Yeni bir yılın eskisinden farklı olmasını istiyorsak günlerden, saatlerden ve haftalardan yeni bir şey beklemememiz gerek, onların hiçbir suçu yok, sorumlulukları da yok, kendimizden yenilenmeye başlamalıyız, yeni bir adım atmalıyız. Hiçbir şey yapmasak bile “kendimiz” kalmalıyız; onun nasıl bir şey olduğunu bilmiyorsak bulmamız gerekiyor.
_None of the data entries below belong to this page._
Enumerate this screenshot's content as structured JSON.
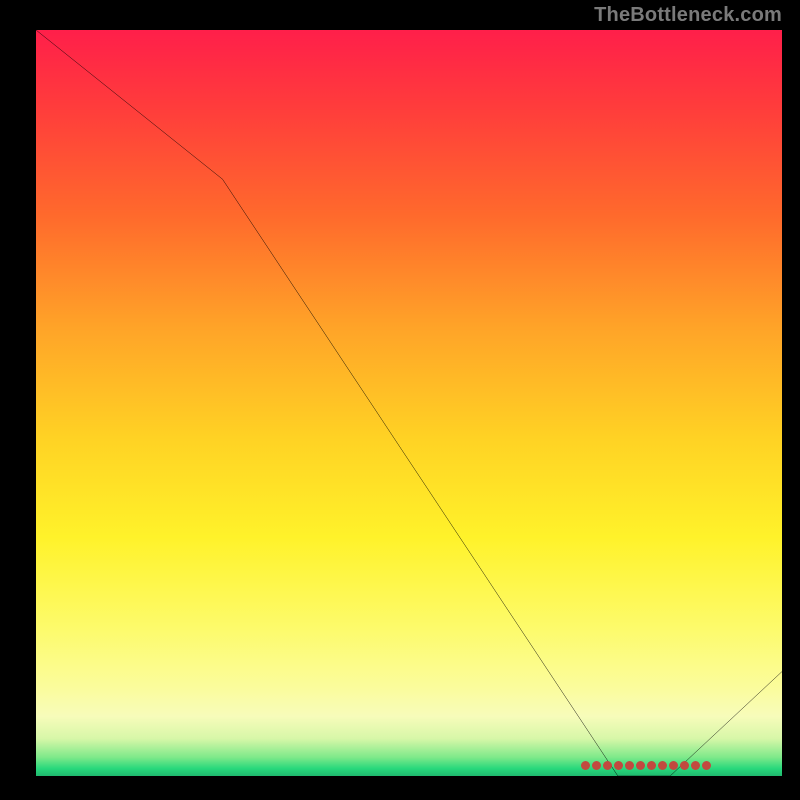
{
  "attribution": "TheBottleneck.com",
  "chart_data": {
    "type": "line",
    "title": "",
    "xlabel": "",
    "ylabel": "",
    "xlim": [
      0,
      100
    ],
    "ylim": [
      0,
      100
    ],
    "grid": false,
    "legend": false,
    "x": [
      0,
      25,
      78,
      85,
      100
    ],
    "values": [
      100,
      80,
      0,
      0,
      14
    ],
    "notes": "Single black curve; vertical gradient red→yellow→green; cluster of ~12 red dots at bottom near x≈74–88 (the zero-bottleneck band)."
  },
  "colors": {
    "background": "#000000",
    "curve": "#000000",
    "attribution_text": "#7a7a7a",
    "marker": "#c24a3f",
    "gradient_stops": [
      "#ff1f4a",
      "#ff3b3c",
      "#ff6a2c",
      "#ffa428",
      "#ffd324",
      "#fff22a",
      "#fdfb6a",
      "#fbfc9b",
      "#f7fcba",
      "#d7f7a8",
      "#7ee98a",
      "#28d87c",
      "#1fb96e"
    ]
  },
  "markers": {
    "count": 12,
    "left_pct": 73
  }
}
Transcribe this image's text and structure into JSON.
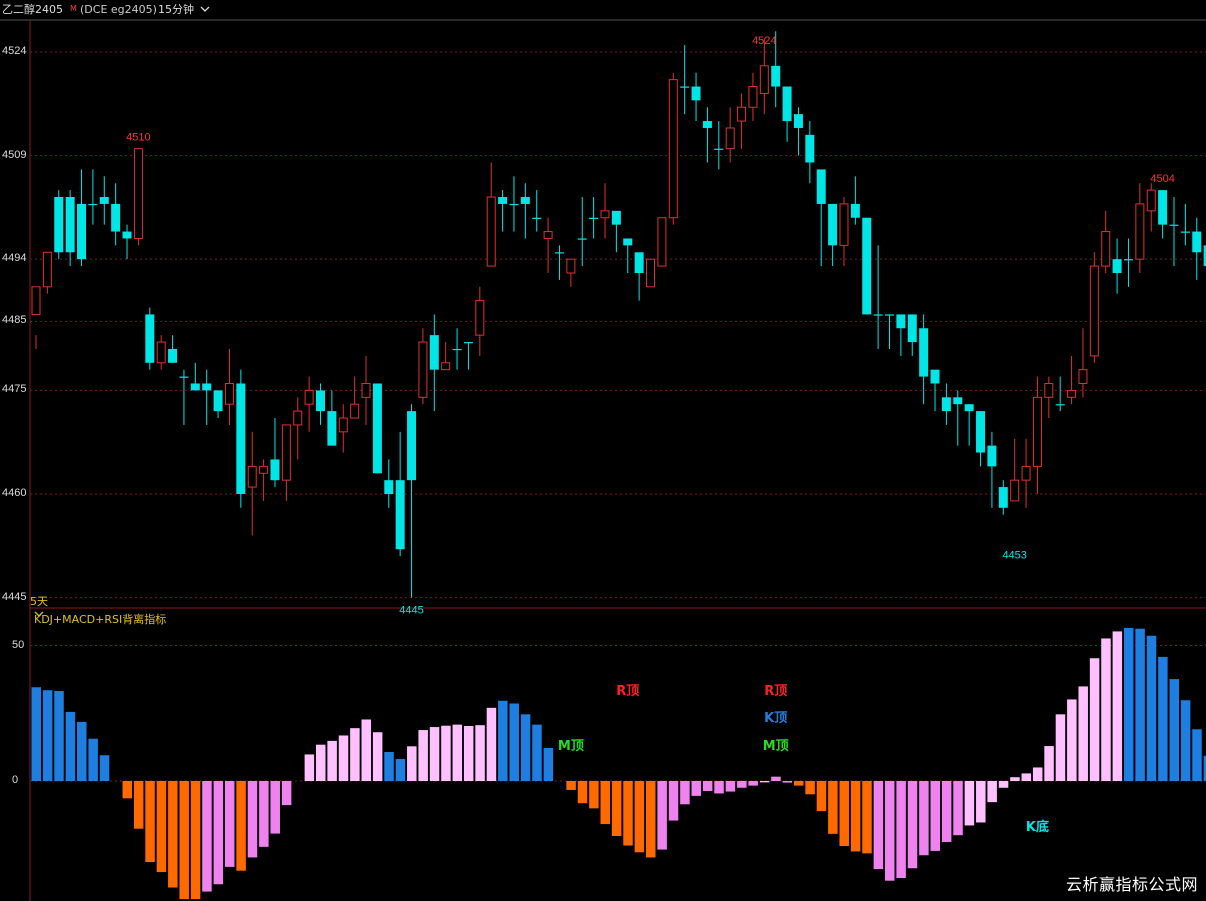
{
  "header": {
    "name": "乙二醇2405",
    "marker": "M",
    "code": "(DCE eg2405)",
    "period": "15分钟",
    "period_icon": "chevron-down-icon"
  },
  "price_axis": {
    "labels": [
      "4524",
      "4509",
      "4494",
      "4485",
      "4475",
      "4460",
      "4445"
    ]
  },
  "days_label": "5天",
  "indicator": {
    "title": "KDJ+MACD+RSI背离指标",
    "title_icon": "chevron-down-icon"
  },
  "ind_axis": {
    "labels": [
      "50",
      "0"
    ]
  },
  "colors": {
    "up": "#e03030",
    "down": "#00e5e5",
    "bar_blue": "#1e7fe0",
    "bar_pink": "#ffc0ff",
    "bar_orange": "#ff6a00",
    "bar_violet": "#ee82ee",
    "red_label": "#ff3030",
    "cyan_label": "#00e5e5",
    "sig_red": "#ff2020",
    "sig_blue": "#1e7fe0",
    "sig_green": "#22dd22",
    "sig_cyan": "#00e5e5"
  },
  "chart_data": [
    {
      "type": "candlestick",
      "title": "乙二醇2405",
      "y_labels": [
        4524,
        4509,
        4494,
        4485,
        4475,
        4460,
        4445
      ],
      "candles": [
        [
          4486,
          4490,
          4483,
          4481
        ],
        [
          4490,
          4495,
          4491,
          4489
        ],
        [
          4503,
          4495,
          4504,
          4494
        ],
        [
          4503,
          4495,
          4504,
          4493
        ],
        [
          4502,
          4494,
          4507,
          4493
        ],
        [
          4502,
          4502,
          4507,
          4499
        ],
        [
          4503,
          4502,
          4506,
          4499
        ],
        [
          4502,
          4498,
          4505,
          4496
        ],
        [
          4498,
          4497,
          4499,
          4494
        ],
        [
          4497,
          4510,
          4510,
          4496
        ],
        [
          4486,
          4479,
          4487,
          4478
        ],
        [
          4479,
          4482,
          4483,
          4478
        ],
        [
          4481,
          4479,
          4483,
          4479
        ],
        [
          4477,
          4477,
          4478,
          4470
        ],
        [
          4476,
          4475,
          4479,
          4475
        ],
        [
          4476,
          4475,
          4478,
          4470
        ],
        [
          4475,
          4472,
          4475,
          4471
        ],
        [
          4473,
          4476,
          4481,
          4470
        ],
        [
          4476,
          4460,
          4478,
          4458
        ],
        [
          4461,
          4464,
          4469,
          4454
        ],
        [
          4463,
          4464,
          4465,
          4459
        ],
        [
          4465,
          4462,
          4471,
          4461
        ],
        [
          4462,
          4470,
          4470,
          4459
        ],
        [
          4470,
          4472,
          4474,
          4465
        ],
        [
          4473,
          4475,
          4477,
          4469
        ],
        [
          4475,
          4472,
          4476,
          4470
        ],
        [
          4472,
          4467,
          4475,
          4468
        ],
        [
          4469,
          4471,
          4473,
          4466
        ],
        [
          4471,
          4473,
          4477,
          4471
        ],
        [
          4474,
          4476,
          4480,
          4470
        ],
        [
          4476,
          4463,
          4476,
          4463
        ],
        [
          4462,
          4460,
          4465,
          4458
        ],
        [
          4462,
          4452,
          4469,
          4451
        ],
        [
          4472,
          4462,
          4473,
          4445
        ],
        [
          4474,
          4482,
          4484,
          4473
        ],
        [
          4483,
          4478,
          4486,
          4472
        ],
        [
          4478,
          4479,
          4482,
          4478
        ],
        [
          4481,
          4481,
          4484,
          4478
        ],
        [
          4482,
          4482,
          4482,
          4478
        ],
        [
          4483,
          4488,
          4490,
          4480
        ],
        [
          4493,
          4503,
          4508,
          4493
        ],
        [
          4503,
          4502,
          4504,
          4498
        ],
        [
          4502,
          4502,
          4506,
          4498
        ],
        [
          4503,
          4502,
          4505,
          4497
        ],
        [
          4500,
          4500,
          4504,
          4498
        ],
        [
          4497,
          4498,
          4500,
          4492
        ],
        [
          4495,
          4495,
          4496,
          4491
        ],
        [
          4492,
          4494,
          4494,
          4490
        ],
        [
          4497,
          4497,
          4503,
          4493
        ],
        [
          4500,
          4500,
          4503,
          4497
        ],
        [
          4500,
          4501,
          4505,
          4497
        ],
        [
          4501,
          4499,
          4499,
          4495
        ],
        [
          4497,
          4496,
          4497,
          4492
        ],
        [
          4495,
          4492,
          4494,
          4488
        ],
        [
          4490,
          4494,
          4493,
          4490
        ],
        [
          4493,
          4500,
          4500,
          4493
        ],
        [
          4500,
          4520,
          4521,
          4499
        ],
        [
          4519,
          4519,
          4525,
          4515
        ],
        [
          4519,
          4517,
          4521,
          4514
        ],
        [
          4514,
          4513,
          4516,
          4508
        ],
        [
          4510,
          4510,
          4514,
          4507
        ],
        [
          4510,
          4513,
          4516,
          4508
        ],
        [
          4514,
          4516,
          4518,
          4510
        ],
        [
          4516,
          4519,
          4521,
          4514
        ],
        [
          4518,
          4522,
          4526,
          4515
        ],
        [
          4522,
          4519,
          4527,
          4516
        ],
        [
          4519,
          4514,
          4516,
          4511
        ],
        [
          4515,
          4513,
          4516,
          4509
        ],
        [
          4512,
          4508,
          4514,
          4505
        ],
        [
          4507,
          4502,
          4503,
          4493
        ],
        [
          4502,
          4496,
          4502,
          4493
        ],
        [
          4496,
          4502,
          4503,
          4493
        ],
        [
          4502,
          4500,
          4506,
          4499
        ],
        [
          4500,
          4486,
          4500,
          4487
        ],
        [
          4486,
          4486,
          4496,
          4481
        ],
        [
          4486,
          4486,
          4486,
          4481
        ],
        [
          4486,
          4484,
          4484,
          4480
        ],
        [
          4486,
          4482,
          4486,
          4480
        ],
        [
          4484,
          4477,
          4486,
          4473
        ],
        [
          4478,
          4476,
          4478,
          4472
        ],
        [
          4474,
          4472,
          4476,
          4470
        ],
        [
          4474,
          4473,
          4475,
          4467
        ],
        [
          4473,
          4472,
          4473,
          4467
        ],
        [
          4472,
          4466,
          4472,
          4464
        ],
        [
          4467,
          4464,
          4469,
          4458
        ],
        [
          4461,
          4458,
          4462,
          4457
        ],
        [
          4459,
          4462,
          4468,
          4459
        ],
        [
          4462,
          4464,
          4468,
          4458
        ],
        [
          4464,
          4474,
          4477,
          4460
        ],
        [
          4474,
          4476,
          4477,
          4471
        ],
        [
          4473,
          4473,
          4477,
          4472
        ],
        [
          4474,
          4475,
          4480,
          4473
        ],
        [
          4476,
          4478,
          4484,
          4474
        ],
        [
          4480,
          4493,
          4495,
          4479
        ],
        [
          4493,
          4498,
          4501,
          4492
        ],
        [
          4494,
          4492,
          4497,
          4489
        ],
        [
          4494,
          4494,
          4497,
          4490
        ],
        [
          4494,
          4502,
          4505,
          4492
        ],
        [
          4501,
          4504,
          4505,
          4498
        ],
        [
          4504,
          4499,
          4502,
          4497
        ],
        [
          4499,
          4499,
          4503,
          4493
        ],
        [
          4498,
          4498,
          4502,
          4496
        ],
        [
          4498,
          4495,
          4500,
          4491
        ],
        [
          4496,
          4493,
          4495,
          4487
        ]
      ],
      "annotations": [
        {
          "label": "4510",
          "index": 9,
          "value": 4510,
          "kind": "high"
        },
        {
          "label": "4445",
          "index": 33,
          "value": 4445,
          "kind": "low"
        },
        {
          "label": "4524",
          "index": 64,
          "value": 4524,
          "kind": "high"
        },
        {
          "label": "4453",
          "index": 86,
          "value": 4453,
          "kind": "low"
        },
        {
          "label": "4504",
          "index": 99,
          "value": 4504,
          "kind": "high"
        }
      ]
    },
    {
      "type": "bar",
      "title": "KDJ+MACD+RSI背离指标",
      "y_labels": [
        50,
        0
      ],
      "values": [
        34.6,
        33.5,
        33.2,
        25.5,
        21.8,
        15.6,
        9.5,
        0,
        -6.4,
        -17.6,
        -29.9,
        -33.6,
        -39.3,
        -43.6,
        -43.6,
        -40.8,
        -38.1,
        -31.7,
        -33.1,
        -28.2,
        -24.3,
        -19.4,
        -8.9,
        0,
        9.8,
        13.4,
        14.8,
        16.8,
        19.5,
        22.7,
        18.0,
        10.7,
        8.1,
        12.8,
        18.8,
        19.9,
        20.4,
        20.8,
        20.3,
        20.6,
        27.0,
        29.6,
        28.6,
        24.6,
        20.8,
        12.2,
        2.8,
        -3.3,
        -8.2,
        -10.1,
        -15.9,
        -20.3,
        -23.8,
        -26.3,
        -28.2,
        -25.3,
        -14.6,
        -8.6,
        -5.5,
        -3.7,
        -4.6,
        -3.9,
        -2.5,
        -1.7,
        -0.5,
        1.6,
        -0.6,
        -1.7,
        -4.9,
        -11.1,
        -19.5,
        -24.0,
        -26.0,
        -26.7,
        -32.5,
        -36.8,
        -35.8,
        -32.2,
        -27.4,
        -25.8,
        -22.5,
        -20.0,
        -16.4,
        -15.3,
        -7.8,
        -2.5,
        1.4,
        2.8,
        5.0,
        12.9,
        24.6,
        30.1,
        34.9,
        45.3,
        52.6,
        55.2,
        56.5,
        56.2,
        53.6,
        45.8,
        37.6,
        29.8,
        19.1,
        9.3
      ],
      "color_codes": "BBBBBBB.OOOOOOOVVVOVVVV.PPPPPPPBBPPPPPPPPBBBBB.OOOOOOOOVVVVVVVVVPVVOOOOOOOVVVVVVVVPPPPPPPPPPPPPPBBBBBBBB",
      "signals": [
        {
          "text": "R顶",
          "color": "sig_red",
          "index": 52
        },
        {
          "text": "M顶",
          "color": "sig_green",
          "index": 47
        },
        {
          "text": "R顶",
          "color": "sig_red",
          "index": 65
        },
        {
          "text": "K顶",
          "color": "sig_blue",
          "index": 65
        },
        {
          "text": "M顶",
          "color": "sig_green",
          "index": 65
        },
        {
          "text": "K底",
          "color": "sig_cyan",
          "index": 88
        }
      ]
    }
  ],
  "watermark": "云析赢指标公式网"
}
Balkanlarda yaşayan insanlar öyle veya böyle kendileri ve farklarını her şekilde gösterebiliyor. Buralara özel olan bir yapı var, her zaman dile getirmeye çalışmışımdır, multietnik değil de “Balkanistik” bir durum. Din, dil, millet, kültür farkları arasında bir de bütün hepsini kaplayan “Balkanizm” var herkeste biraz. Yeni yıl kutlamaları esnasında beni güldüren bir haber okudum. Telefon operatörlerinden biri toplu yeni yıl ve Noel mesajları göndermiş bütün kullanıcılarına. Müslüman olan biri de operatöre cevap yazmış, cevabı da: “Tamam, teşekkür ederiz ama aynı inceliği Ramazan ve Kurban bayramında da sizden bekleriz.” Bir birey de olsa tepkisini dile getirmekten sakınmaz kimse. Herkeste bir “ben buyum” duruşu vardır buralarda. Kimse kimseye yaranmak için kendi değerlerinden ödün vermez. Oturur kahve içersin, muhabbet edersin ve ortak esprilerde beraber gülersin ama söz dönüp dolanıp “sizde nasıldır?” sorusuna gelir, ondan sonra da sen eğer kendini bilmezsen utanırsın. Bu yüzden herkes “kendini” açıklayabilecek kadar bilgi sahibi olmaya başlar ister istemez. Bu ister din olsun, ister millet ya da gelenek olsun, bu soru hemen her gün karşına çıkar. Sözün kısası, kendi farkını göstermek ayıp değil, tam aksine kendi değerlerini bilmemek ayıp sayılır. Yine de istisnalar bu kaideyi bozmaz.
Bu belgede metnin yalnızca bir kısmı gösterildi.